This study by Vivek Nair, Dwan Song (both of UC Berkeley) and Gonzalo Munilla Garrido (Technical University of Munich) sheds a light on the unprecedented privacy risks of the metaverse by showing how VR can be turned against its users and provides the first holistic framework for understanding intrusive data harvesting attacks in these emerging VR ecosystems. It illustrates how VR attackers can covertly ascertain dozens of personal data attributes from seemingly-anonymous users of popular metaverse applications like VRChat. These attackers can be as simple as other VR users without special privilege, and the potential scale and scope of this data collection far exceed what is feasible within traditional mobile and web applications. The VR privacy threat model includes a description of a typical information flow for a VR telepresence application. The information flow typically includes the VR device, an application, the server and other users.

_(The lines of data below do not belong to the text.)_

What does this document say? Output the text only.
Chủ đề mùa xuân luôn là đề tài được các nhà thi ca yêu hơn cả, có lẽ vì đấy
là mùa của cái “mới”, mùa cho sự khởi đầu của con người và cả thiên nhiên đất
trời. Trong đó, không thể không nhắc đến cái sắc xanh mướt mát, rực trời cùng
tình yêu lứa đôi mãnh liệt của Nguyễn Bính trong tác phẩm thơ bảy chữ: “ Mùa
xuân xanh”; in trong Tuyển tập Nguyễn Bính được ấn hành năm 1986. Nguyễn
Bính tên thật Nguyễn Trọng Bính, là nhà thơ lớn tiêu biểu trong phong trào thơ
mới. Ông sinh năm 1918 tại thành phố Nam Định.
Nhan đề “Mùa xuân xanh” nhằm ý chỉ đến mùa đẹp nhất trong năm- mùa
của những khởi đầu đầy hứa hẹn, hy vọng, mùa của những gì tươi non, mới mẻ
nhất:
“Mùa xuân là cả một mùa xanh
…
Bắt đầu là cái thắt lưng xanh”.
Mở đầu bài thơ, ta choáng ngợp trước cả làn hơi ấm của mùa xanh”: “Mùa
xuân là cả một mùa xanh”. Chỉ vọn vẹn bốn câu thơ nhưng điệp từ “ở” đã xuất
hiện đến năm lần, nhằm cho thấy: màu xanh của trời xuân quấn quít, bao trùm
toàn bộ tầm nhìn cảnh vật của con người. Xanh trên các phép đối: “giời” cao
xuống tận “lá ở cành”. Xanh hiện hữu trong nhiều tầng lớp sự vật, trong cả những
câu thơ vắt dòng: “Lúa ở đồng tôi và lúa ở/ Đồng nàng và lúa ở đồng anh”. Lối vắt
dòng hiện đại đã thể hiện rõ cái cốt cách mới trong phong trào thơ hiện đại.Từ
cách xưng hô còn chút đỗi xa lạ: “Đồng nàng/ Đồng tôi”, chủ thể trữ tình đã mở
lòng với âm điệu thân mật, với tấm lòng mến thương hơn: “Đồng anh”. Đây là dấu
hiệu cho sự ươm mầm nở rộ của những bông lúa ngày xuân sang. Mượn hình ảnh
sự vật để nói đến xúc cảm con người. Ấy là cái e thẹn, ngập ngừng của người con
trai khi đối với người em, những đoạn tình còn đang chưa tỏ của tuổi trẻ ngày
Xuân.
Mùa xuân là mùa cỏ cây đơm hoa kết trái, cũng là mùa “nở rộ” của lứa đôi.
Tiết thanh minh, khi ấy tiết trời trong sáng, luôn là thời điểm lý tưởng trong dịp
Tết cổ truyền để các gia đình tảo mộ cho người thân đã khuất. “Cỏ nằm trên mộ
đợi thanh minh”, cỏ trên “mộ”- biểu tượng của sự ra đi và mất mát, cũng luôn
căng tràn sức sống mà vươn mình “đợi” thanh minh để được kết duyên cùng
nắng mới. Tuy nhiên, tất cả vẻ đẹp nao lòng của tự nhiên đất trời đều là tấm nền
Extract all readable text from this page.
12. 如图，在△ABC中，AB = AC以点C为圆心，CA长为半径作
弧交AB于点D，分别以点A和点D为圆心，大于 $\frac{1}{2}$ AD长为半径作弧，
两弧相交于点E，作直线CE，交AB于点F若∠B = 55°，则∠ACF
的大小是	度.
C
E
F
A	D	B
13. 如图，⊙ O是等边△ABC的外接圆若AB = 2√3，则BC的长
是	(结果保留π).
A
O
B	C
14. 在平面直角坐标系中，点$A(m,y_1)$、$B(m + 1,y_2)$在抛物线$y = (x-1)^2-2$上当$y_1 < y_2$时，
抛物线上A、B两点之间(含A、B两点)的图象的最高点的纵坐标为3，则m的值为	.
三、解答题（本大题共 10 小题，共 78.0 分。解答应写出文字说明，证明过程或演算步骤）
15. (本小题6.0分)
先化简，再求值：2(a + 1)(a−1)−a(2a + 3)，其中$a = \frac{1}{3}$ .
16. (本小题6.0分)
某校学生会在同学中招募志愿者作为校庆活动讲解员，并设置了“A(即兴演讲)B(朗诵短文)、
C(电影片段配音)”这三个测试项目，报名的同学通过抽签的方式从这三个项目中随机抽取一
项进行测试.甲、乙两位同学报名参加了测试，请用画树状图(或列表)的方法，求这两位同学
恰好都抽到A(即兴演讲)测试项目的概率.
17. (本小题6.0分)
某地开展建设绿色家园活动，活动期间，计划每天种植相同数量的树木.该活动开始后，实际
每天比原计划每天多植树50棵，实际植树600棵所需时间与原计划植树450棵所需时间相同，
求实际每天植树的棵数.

Associated with the data flow, there are different types of VR privacy attackers: the privileged hardware adversary, the privileged client adversary, the privileged server adversary, and the non-privileged user adversary.
The broad classes of private user data observable by each of the attackers are categorized into:
– primary (captured directly from a data source),
– secondary (derived deterministically from primary attributes), and
– inferred (derived from primary and secondary attributes using machine learning).
In those 3 categories, the following groups of data attributes can be observed by attackers:
– Geospatial Telemetry (position and orientation of the VR headset and controllers) can reveal height and wingspan and eventually gender.
– Device Specifications can reveal the VR device and eventually wealth.
– Network Observations can reveal locality and eventually ethnicity.
– Behavioral Observations can reveal age or disabilities.
VR privacy attacks can stem from the collection of continuous anthropometrics (headset-and-controller setups as well as more advanced full-body tracking systems), binary anthropometrics (e.g., longerarm and dominant handedness), fitness levels, reaction time, room size, geolocation, VR device, host device, language, vocal characteristics, and inferred attributes.